Military families’ schools merger would “improve standards”

Wavell Community Junior School, which is set to be merged with an infant school to drive up standards Picture: Google

A move to amalgamate and expand two schools with 97 per cent of pupils from transient military families has been welcomed as a way of driving up educational standards.

North Yorkshire Council’s executive will on Tuesday consider pressing ahead with the closure of Wavell Community Junior School as a separate entity
and the enlargement and change of age range of Catterick Garrison, Wavell Infant School from April next year.

While the infant school has recently been rated as ‘good’ Ofsted, the move follows the junior school being twice judged by Ofsted as ‘requires improvement’, in 2018 and 2021.

A public meeting over the proposal heard strong support for the move, with parents and teachers saying many of the pupils were unsettled due to experiencing multiple transfers and transitions as a consequence of their parents being posted at regular intervals.

An officer’s report to the executive states the successive junior school judgements led the Department for Education (DfE) to use a new intervention measure to drive up school standards, and in March indicated an intention to issue it with a legal instruction leading to the council-maintained school joining a multi-academy trust.

The report states the schools’ governers are satisfied that amalgamation would benefit pupils through a change of age range for the infant school, the technical closure of the junior school and renaming the school as Wavell Community Primary.

The merged school would have a capacity of 420 pupils, where the separate schools have a capacity of just 270.

The report states: “The current Ofsted judgement for the junior school, and the DfE’s powers of intervention attached to it, would no longer be applicable after amalgamation.

“It is considered that learning and progress can be even better if the two schools come together as a single school.

“The expertise of staff currently in the schools could be better targeted across the full age range and across all key stages to raise standards, and the single school would have fully integrated arrangements for assessment of learning, including recording of progress.

“It is considered that an amalgamated school would deliver a smoother transition between key stages and help to ensure that the good progress made by children at Key Stage 1 is maintained and built upon at Key Stage 2.”

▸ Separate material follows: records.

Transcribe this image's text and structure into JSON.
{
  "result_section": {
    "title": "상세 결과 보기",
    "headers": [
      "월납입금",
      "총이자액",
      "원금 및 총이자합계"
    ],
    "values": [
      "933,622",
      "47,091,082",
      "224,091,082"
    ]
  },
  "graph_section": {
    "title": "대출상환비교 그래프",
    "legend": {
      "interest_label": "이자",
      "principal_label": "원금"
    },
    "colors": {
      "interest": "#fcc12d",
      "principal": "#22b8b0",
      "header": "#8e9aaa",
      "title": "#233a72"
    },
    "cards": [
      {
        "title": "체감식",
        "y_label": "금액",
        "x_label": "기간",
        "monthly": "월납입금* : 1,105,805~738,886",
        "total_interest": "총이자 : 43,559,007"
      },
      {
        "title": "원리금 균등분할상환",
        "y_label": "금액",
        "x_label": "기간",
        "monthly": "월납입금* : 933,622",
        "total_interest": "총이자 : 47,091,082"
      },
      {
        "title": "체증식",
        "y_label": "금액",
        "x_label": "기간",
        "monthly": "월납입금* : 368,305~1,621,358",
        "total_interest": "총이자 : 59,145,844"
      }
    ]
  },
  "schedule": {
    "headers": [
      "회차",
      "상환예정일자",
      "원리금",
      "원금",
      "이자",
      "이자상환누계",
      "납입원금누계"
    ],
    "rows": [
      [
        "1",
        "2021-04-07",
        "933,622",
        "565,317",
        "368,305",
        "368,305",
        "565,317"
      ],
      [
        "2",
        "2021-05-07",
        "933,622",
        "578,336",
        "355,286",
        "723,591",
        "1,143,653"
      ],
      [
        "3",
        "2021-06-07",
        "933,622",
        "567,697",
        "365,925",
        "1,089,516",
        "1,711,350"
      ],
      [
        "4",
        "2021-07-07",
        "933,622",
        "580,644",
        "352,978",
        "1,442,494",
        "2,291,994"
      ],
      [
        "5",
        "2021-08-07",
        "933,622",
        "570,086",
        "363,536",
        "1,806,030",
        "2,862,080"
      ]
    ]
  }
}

The move to improve standards comes despite schools being eligible for up to £335 extra per service family child from the Government in recognition of the specific challenges they face and as part of the commitment to delivering the Armed Forces Covenant.

Education officers said the school’s leaders were working with the council’s school improvement team to address Ofsted’s recommendations.

The council’s Armed Forces Champion and Catterick Garrison councillor Kevin Foster said: “The main benefit that has come out of it is that it will make the transition easier for the children. The teachers are happy, the parents are happy, the governors are happy, there’s nothing to dislike.

“They have all been moved about. Being from a military family myself, there is a lot of disuption.  If they are all unsettled together it works better for them. Strength in numbers is the best way of describing it.”